Formato: Online Artículo Texto
Lenguaje:English
Publicado: Elsevier 2021
Materias:
Acceso en línea:https://www.ncbi.nlm.nih.gov/pmc/articles/PMC8592858/
https://www.ncbi.nlm.nih.gov/pubmed/34816140
http://dx.doi.org/10.1016/j.resplu.2021.100176
Descripción
Sumario:BACKGROUND: Using straight-line distance to estimate the proximity of public-access Automated External Defibrillators (AEDs) or volunteer first-responders to potential out-of-hospital cardiac arrests (OHCAs) does not reflect real-world travel distance. The difference between estimates may be an important consideration for bystanders and first-responders responding to OHCAs and may potentially impact patient outcome. OBJECTIVES: To explore how calculating real-world travel routes instead of using straight-line distance estimates might impact the community response to OHCA. METHODS: We mapped 4355 OHCA (01/04/2016-31/03/2017) and 2677 AEDs in London (UK), and 1263 OHCA (18/06/2017-17/06/2018) and 4704 AEDs in East Midlands (UK) using ArcGIS mapping software. We determined the distance from OHCAs to the nearest AED using straight-line estimates and real-world travel routes. We mapped locations of potential OHCAs (London: n = 9065, 20/09/2019-22/03/2020; East Midlands: n = 7637, 20/09/2019-17/03/2020) for which volunteer first-responders were alerted by the GoodSAM mobile-phone app, and calculated response distance using straight-line estimates and real-world travel routes. We created Receiver Operating Characteristic (ROC) curves and calculated the Area Under the Curve (AUC) to determine if travel distance predicted whether or not a responder accepted an alert. RESULTS: Real-world travel routes to the nearest AED were (median) 219 m longer (623 m vs 406 m) than straight-line estimates in London, and 211 m longer (568 m vs 357 m) in East Midlands. The identity of the nearest AED changed on 26% occasions in both areas when calculating real-world travel routes.

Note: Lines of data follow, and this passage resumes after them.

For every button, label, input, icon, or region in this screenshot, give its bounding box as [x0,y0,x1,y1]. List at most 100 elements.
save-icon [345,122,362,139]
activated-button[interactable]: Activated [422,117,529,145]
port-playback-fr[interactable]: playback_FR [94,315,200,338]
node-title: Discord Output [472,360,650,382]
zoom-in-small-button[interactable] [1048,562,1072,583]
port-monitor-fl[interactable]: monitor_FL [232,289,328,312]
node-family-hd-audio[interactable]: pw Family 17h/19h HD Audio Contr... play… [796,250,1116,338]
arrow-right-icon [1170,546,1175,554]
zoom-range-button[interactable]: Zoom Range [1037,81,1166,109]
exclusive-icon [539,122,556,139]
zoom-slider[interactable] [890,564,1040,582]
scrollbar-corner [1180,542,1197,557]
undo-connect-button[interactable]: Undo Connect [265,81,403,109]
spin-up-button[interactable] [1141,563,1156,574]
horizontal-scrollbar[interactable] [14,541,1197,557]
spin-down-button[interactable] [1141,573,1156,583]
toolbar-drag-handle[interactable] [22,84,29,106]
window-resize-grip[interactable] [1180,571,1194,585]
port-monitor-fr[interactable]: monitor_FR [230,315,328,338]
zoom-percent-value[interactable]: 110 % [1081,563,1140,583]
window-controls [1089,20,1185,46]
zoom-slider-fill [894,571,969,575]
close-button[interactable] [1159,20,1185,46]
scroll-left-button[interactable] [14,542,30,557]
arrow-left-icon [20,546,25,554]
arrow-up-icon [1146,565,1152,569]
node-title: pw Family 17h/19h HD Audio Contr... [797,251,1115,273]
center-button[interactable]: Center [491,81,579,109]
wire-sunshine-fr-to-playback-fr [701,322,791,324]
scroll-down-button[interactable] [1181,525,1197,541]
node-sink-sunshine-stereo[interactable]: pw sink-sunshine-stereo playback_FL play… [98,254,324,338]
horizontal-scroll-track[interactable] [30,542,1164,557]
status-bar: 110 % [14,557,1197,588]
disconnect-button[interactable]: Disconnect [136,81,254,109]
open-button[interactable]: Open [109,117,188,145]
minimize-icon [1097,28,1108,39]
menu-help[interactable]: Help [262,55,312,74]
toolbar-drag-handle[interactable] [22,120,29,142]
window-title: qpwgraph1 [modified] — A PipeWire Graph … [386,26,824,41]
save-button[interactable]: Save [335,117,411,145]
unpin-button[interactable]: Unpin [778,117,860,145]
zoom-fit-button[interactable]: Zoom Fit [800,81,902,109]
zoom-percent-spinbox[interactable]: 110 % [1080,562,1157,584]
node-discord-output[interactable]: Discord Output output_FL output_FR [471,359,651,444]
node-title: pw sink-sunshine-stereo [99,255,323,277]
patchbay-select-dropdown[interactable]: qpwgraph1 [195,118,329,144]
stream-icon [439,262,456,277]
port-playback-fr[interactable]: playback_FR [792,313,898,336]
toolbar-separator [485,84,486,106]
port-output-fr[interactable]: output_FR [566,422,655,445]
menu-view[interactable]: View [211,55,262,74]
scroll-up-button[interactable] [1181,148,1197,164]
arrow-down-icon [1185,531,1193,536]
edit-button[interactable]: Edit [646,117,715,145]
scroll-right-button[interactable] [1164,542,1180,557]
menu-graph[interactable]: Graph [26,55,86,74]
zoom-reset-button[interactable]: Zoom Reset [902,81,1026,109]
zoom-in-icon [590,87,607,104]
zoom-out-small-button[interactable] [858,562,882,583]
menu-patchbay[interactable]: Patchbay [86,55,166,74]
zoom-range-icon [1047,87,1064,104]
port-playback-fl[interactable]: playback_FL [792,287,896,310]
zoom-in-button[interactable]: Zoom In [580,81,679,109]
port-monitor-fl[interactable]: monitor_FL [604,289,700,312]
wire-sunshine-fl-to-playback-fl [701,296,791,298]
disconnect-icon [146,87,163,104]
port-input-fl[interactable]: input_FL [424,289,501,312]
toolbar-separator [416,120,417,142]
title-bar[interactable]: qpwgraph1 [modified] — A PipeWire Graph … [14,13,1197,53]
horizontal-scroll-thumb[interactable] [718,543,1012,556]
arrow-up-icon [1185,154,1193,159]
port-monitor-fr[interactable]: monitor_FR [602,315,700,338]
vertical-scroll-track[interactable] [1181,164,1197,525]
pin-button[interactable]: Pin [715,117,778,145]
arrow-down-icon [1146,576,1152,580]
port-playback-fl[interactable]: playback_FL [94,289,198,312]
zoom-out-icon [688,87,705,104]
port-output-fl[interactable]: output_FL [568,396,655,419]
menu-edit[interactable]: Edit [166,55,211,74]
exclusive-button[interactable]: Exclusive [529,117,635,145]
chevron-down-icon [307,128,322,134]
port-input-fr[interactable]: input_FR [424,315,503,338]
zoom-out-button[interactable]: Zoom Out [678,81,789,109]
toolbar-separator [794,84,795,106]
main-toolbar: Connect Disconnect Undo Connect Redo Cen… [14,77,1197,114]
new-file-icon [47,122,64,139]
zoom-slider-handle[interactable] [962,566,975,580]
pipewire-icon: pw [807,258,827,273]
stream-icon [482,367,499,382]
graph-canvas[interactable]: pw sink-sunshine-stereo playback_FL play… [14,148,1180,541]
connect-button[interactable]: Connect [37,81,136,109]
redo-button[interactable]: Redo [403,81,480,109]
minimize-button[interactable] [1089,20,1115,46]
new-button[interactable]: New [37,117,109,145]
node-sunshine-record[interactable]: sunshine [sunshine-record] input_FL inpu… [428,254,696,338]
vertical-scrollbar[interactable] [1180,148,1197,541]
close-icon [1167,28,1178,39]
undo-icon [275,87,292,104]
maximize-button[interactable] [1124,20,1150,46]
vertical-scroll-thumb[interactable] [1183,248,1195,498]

GoodSAM responders’ real-world travel routes were (median) 222 m longer (601 m vs 379 m) in London, and 291 m longer (814 m vs 523 m) in East Midlands. AUC statistics for both areas demonstrated that neither straight-line nor real-world travel distance predicted whether or not a responder accepted an alert. CONCLUSIONS: Calculating real-world travel routes increases the estimated travel distance and time for those responding to OHCAs. Calculating straight-line distance may overestimate the benefit of the community response to OHCA.